Obwohl die Gesetzesänderung schon mehr als zwei Jahre zurückliegt, finden viele Aktualisierungen erst jetzt statt. Das liegt daran, dass zunächst in anderen Teilen des Landes mit den Gutachten begonnen wurde. So hat in Neumünster bereits eine komplette Einordnung stattgefunden. In Stadtteilen wie der Westlichen Altstadt und auf derb Hafen-Ostseite ist die Bewertung ebenfalls größtenteils abgeschlossen.

Bastian Müller und Nils Meyer vom Landesamt für Denkmalpflege erklärten, nach welchen Maßstäben Gebäude eingeordnet werden. Die Grundlage bildet ein öffentliches Interesse an der Erhaltung, nach bestimmten Maßstäben, wie technischen oder geschichtlichen Besonderheiten.

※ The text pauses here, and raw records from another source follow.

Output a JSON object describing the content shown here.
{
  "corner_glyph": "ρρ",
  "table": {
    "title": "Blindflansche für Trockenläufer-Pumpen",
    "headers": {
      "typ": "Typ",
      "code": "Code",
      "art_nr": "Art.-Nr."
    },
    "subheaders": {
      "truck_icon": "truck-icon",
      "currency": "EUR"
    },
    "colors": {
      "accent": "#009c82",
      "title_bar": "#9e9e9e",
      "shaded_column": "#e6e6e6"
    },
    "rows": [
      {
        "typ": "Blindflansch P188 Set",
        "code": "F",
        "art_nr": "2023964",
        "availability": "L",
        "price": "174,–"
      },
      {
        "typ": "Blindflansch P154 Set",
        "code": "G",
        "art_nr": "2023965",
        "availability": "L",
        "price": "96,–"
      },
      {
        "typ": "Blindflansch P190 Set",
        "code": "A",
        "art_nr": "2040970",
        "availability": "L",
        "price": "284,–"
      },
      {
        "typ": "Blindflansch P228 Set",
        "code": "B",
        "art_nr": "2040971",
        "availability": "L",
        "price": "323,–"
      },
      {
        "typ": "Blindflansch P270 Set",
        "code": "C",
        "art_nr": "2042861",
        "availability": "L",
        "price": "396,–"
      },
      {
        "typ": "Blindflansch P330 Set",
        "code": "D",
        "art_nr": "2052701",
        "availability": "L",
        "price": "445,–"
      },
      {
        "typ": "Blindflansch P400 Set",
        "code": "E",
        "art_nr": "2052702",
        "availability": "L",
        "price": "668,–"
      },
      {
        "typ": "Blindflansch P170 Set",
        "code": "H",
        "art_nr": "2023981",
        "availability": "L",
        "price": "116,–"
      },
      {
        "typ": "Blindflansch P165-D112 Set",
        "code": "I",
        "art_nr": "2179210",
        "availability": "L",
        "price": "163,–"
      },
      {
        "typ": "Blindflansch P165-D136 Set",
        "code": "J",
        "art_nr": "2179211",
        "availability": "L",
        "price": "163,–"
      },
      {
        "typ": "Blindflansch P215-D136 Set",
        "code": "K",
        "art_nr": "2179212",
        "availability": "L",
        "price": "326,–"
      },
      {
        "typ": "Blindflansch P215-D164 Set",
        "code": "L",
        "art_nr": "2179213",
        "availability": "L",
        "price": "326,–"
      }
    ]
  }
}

Deshalb steht der Denkmalschutz auch immer im Spannungsfeld der Politik. Denn in besonderen Fällen stehen höhere Interessen über dem Schutz des Hauses. Beispielhaft dafür ist die Kita in der Villa Käthe an der Roonstraße. Wegen der individuellen Nutzung müssen besondere Auflagen erfüllt werden, die in Form einer Brandschutztreppe an der Fassade des Hauses deutlich werden. Die Teilnehmer des Bürgerforums kritisierten diese Maßnahme scharf und nahmen die Denkmalschützer in die Pflicht, sich künftig gegen Umbauten dieser Art einzusetzen. Grünen-Ratsherr Pelle Hansen sagte dazu: „Die Kommunalpolitik muss Interessen gegeneinander abwiegen – so funktioniert das in einem Rechtsstaat.“

Durch die flächendeckende Neubewertung will die Behörde Streitpunkten wie diesem mit einem klaren rechtlichen Rahmen vorbeugen. Und so werden in der nächsten Zeit häufiger Mitarbeiter der Denkmalschutzbehörde durch den Stadtteil laufen und diverse Häuser dokumentieren, um so schnell wie möglich Klarheit für die Besitzer zu schaffen. Eiko Wenzel erinnerte die Besucher des Stadtteilforums am Schluss ausdrücklich daran „immer im Sinne ihrer Interessen unbequem zu bleiben“.